I can't think of any movies that I would consider steampunk off the top of my head... Sky Captain and the World of Tomorrow (which I know bombed, but I liked) had a retro-futuristic feel at times, but definitely for the wrong era.
While not a steampunk movie, the last act of Steven Soderbergh's Kafka has some steampunk elements in the strange 19th century-inspired super science that the villains use in their mind control experiments.
You could probably put the TV show The Wild, Wild West in this category, too, I suppose. It seemed to be a very conscious attempt to graft the James Bond gadget-heavy spy movie genre onto an American western.

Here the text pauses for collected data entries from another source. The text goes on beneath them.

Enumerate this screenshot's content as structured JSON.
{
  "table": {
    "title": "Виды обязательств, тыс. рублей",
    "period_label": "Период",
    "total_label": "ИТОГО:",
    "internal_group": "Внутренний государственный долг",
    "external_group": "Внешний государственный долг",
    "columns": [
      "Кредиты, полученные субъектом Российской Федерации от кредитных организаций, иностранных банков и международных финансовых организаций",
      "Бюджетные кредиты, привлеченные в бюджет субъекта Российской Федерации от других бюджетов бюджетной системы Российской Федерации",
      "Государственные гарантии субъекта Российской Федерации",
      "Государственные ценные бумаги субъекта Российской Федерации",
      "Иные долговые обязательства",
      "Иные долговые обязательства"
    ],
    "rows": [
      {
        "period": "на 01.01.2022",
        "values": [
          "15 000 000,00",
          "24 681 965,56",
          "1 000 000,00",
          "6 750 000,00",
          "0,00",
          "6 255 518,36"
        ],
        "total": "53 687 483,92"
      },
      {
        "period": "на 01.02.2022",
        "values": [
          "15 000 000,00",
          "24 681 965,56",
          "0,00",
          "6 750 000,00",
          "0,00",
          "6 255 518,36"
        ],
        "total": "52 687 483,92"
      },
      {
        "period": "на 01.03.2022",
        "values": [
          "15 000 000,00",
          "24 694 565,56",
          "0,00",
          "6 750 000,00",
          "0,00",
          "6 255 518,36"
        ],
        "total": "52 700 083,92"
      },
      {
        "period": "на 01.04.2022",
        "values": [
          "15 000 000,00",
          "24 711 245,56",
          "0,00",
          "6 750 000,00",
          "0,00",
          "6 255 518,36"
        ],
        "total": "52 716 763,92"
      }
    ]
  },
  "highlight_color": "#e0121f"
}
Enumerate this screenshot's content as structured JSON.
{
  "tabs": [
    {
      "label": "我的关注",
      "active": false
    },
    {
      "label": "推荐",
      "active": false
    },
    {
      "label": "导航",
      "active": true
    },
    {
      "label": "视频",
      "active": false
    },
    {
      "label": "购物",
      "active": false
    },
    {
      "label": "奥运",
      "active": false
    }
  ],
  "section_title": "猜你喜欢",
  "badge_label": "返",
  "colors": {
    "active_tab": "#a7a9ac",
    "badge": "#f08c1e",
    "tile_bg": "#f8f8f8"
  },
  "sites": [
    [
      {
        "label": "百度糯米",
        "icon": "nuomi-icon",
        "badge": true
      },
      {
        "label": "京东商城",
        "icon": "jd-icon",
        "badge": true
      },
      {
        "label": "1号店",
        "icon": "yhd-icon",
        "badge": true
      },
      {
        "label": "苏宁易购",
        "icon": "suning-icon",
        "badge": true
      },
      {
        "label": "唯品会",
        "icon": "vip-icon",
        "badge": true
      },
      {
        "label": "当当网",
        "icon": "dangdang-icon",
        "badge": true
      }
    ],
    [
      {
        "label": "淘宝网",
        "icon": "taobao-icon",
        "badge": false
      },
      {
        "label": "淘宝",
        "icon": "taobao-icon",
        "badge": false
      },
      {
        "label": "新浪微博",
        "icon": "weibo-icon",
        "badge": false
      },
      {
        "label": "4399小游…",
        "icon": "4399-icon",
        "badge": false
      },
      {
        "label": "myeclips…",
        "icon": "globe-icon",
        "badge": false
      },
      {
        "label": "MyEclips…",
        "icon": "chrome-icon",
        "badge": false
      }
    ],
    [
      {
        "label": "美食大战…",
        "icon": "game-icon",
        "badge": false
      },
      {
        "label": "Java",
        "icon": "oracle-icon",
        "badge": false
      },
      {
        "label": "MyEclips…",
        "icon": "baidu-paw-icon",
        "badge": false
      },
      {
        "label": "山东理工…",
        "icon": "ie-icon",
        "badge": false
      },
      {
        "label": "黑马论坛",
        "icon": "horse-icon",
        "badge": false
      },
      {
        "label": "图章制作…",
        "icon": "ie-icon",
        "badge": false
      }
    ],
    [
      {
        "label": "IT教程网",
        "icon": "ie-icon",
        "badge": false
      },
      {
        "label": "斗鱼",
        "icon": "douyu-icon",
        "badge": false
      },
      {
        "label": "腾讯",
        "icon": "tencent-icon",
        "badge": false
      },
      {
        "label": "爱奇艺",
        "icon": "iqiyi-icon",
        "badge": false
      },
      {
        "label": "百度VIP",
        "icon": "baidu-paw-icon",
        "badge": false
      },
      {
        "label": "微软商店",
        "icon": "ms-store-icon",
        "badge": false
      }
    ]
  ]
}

"Steamboy", and Disney's "Atlantis: The Lost Empire", which Mike Mignola worked on. Atlantis was probably another reason Disney did not jump at ellis's proposal. Speaking of Mignola, I thought that The Amazing Screw-on Head was a good steam-punk-like show even if they only got out one episode. Screw-on Head was a disembodied head with several alternate bodies that could perform different functions. He was employed as a secret agent by President Lincoln to combat occult influences. I loved it. I also liked Tik-Tok, the clockwork man and One Man Army of Oz from "Return to Oz". That's all I got.
If we're going anime, I'll say The Wings of Honneamise. It's a movie set on a world similar to ours during their space race, but their technology is very steampunk styled. The movie is a little slow and there's a terrible scene in the middle of the film that nearly ruins the film for me, but the style of the film is brilliant.
sooooo... is there a retrofuture form for every energy source? I'm seeing visions of horsepunk, naturalgaspunk, geothermalpunk, butanepunk, and lets not forget windpunk.
Joe: Well, I think some things are dieselpunk when they're reliant dwindling energy resources, perhaps in a post-disaster world. I see the (blank)punk ethos as people using alternate notions of tech to achieve similar goals in varying settings. That's a bland and wide a definition as I can think of.